O art. 116 da Lei nº 8.112, de 11/12/90, elenca os deveres funcionais, cuja inobservância acarreta pena de advertência ou de suspensão (a parte final do art. 129 da Lei nº 8.112, de 11/12/90, possibilita a aplicação de suspensão mesmo não havendo reincidência. A leitura conjunta do art. 129 da Lei nº 8.112, de 11/12/90, na passagem em que menciona “dever funcional previsto em lei, regulamentação ou norma interna” com o artigo em tela dá a clara notícia de que a lista de deveres funcionais não se encerra no art. 116 da citada Lei, pois, além de outras leis que porventura existam impondo deveres a servidor, pode haver, em cada órgão da administração, deveres funcionais internamente regulados na normatização infralegal. Em princípio, o descumprimento da maioria dos deveres elencados no art. 116 da Lei nº 8.112, de 11/12/90, quando se encerra em si mesmo e não é mero instrumento de infração mais grave, tem natureza apenas culposa (cometido por negligência, imprudência ou imperícia); mas também há deveres naquela lista que podem ser dolosamente descumpridos. Destaque-se que, ainda assim, nenhum deles, por si só, mesmo em reincidência, implica em proposta de pena capital (demissão, destituição de cargo em comissão ou cassação de aposentadoria ou de disponibilidade).
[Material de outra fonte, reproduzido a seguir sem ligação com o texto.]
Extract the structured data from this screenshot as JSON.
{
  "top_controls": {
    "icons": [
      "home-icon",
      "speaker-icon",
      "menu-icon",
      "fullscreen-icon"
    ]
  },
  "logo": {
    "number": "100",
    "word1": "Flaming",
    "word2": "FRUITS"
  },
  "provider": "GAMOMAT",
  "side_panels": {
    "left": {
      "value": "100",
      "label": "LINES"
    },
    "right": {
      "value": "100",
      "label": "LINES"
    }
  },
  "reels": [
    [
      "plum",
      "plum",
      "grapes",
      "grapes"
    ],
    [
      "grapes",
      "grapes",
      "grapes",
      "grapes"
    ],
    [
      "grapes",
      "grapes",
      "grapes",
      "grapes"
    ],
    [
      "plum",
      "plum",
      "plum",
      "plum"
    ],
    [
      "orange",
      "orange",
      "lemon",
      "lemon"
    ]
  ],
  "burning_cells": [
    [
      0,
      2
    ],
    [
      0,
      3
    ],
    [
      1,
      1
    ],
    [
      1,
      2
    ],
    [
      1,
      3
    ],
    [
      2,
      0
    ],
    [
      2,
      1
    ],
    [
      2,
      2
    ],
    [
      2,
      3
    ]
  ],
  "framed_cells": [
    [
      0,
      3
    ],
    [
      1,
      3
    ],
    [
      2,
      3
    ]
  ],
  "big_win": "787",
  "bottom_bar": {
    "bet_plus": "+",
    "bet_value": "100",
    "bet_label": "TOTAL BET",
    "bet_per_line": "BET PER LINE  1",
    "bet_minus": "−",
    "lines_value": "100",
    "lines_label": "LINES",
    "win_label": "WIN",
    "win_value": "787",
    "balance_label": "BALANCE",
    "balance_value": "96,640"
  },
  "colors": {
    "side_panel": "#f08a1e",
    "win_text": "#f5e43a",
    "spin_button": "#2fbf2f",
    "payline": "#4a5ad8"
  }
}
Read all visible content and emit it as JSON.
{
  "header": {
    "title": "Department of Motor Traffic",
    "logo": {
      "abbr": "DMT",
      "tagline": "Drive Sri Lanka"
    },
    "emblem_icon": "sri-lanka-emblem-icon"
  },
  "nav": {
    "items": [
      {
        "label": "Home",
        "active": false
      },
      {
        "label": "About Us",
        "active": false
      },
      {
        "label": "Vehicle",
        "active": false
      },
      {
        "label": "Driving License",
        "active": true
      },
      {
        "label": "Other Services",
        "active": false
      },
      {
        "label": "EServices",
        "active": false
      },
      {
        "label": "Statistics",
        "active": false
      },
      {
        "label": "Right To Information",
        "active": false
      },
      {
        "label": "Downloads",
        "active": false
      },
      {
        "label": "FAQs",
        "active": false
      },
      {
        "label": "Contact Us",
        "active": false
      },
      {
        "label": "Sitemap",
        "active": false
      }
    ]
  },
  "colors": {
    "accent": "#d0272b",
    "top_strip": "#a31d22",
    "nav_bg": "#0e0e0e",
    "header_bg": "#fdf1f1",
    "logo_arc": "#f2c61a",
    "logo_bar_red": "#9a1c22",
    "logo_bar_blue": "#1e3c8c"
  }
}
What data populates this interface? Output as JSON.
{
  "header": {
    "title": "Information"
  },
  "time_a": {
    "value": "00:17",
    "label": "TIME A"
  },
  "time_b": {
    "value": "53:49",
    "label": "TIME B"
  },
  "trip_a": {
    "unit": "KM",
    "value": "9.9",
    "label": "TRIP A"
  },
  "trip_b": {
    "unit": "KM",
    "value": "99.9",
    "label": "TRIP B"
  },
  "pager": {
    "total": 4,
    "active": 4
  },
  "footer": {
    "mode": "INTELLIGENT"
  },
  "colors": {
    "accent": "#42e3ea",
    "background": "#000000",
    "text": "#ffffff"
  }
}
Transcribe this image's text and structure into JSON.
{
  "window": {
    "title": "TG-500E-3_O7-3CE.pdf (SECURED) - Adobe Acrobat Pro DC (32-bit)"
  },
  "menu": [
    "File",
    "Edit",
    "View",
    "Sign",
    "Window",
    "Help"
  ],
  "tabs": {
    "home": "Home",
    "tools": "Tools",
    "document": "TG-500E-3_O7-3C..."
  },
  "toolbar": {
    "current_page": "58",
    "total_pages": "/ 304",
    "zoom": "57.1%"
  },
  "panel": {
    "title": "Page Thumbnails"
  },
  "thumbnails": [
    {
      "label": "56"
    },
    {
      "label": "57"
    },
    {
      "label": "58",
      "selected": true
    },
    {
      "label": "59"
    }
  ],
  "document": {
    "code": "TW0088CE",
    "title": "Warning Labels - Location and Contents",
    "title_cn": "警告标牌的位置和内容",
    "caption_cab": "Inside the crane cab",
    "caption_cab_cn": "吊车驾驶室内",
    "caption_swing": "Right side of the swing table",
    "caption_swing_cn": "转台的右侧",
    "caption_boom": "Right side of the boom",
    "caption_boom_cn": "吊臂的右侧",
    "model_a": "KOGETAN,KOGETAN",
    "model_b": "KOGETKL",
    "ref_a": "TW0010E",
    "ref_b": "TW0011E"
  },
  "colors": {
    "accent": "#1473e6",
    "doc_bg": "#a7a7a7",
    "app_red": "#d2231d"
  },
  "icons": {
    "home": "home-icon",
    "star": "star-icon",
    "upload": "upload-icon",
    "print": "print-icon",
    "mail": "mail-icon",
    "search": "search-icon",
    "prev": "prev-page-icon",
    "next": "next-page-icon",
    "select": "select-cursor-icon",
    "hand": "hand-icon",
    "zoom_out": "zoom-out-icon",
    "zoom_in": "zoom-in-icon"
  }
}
Acrescente-se que muitos dos deveres funcionais estatuídos no art. 116 da Lei nº 8.112, de 11/12/90, tangenciam aspectos comportamentais de conduta (zelo, lealdade, obediência, urbanidade). Cabe dizer que, em regra, os enquadramentos na maioria dos incisos deste artigo podem se justificar mediante conduta única ou delimitada em curto período de tempo, não sendo necessário se reportar ao pretérito da vida funcional do servidor. É de se ressaltar que, à luz do atual ordenamento constitucional (leia-se art. 5º, LV da CF), não se admite nenhuma hipótese de configuração de qualquer desses ilícitos e a conseqüente apenação sem a instauração do devido processo legal, com ampla defesa e contraditório, por mais imediato, notório ou faticamente simplório que possa parecer algum enquadramento. Nesse sentido, para qualquer inciso deste artigo, defende-se o rito legal para hipótese do art. 130, § 1º da Lei nº 8.112, de 11/12/90. Seguem os enquadramentos do art. 116 da Lei nº 8.112, de 11/12/90, com algumas observações cabíveis mais relevantes.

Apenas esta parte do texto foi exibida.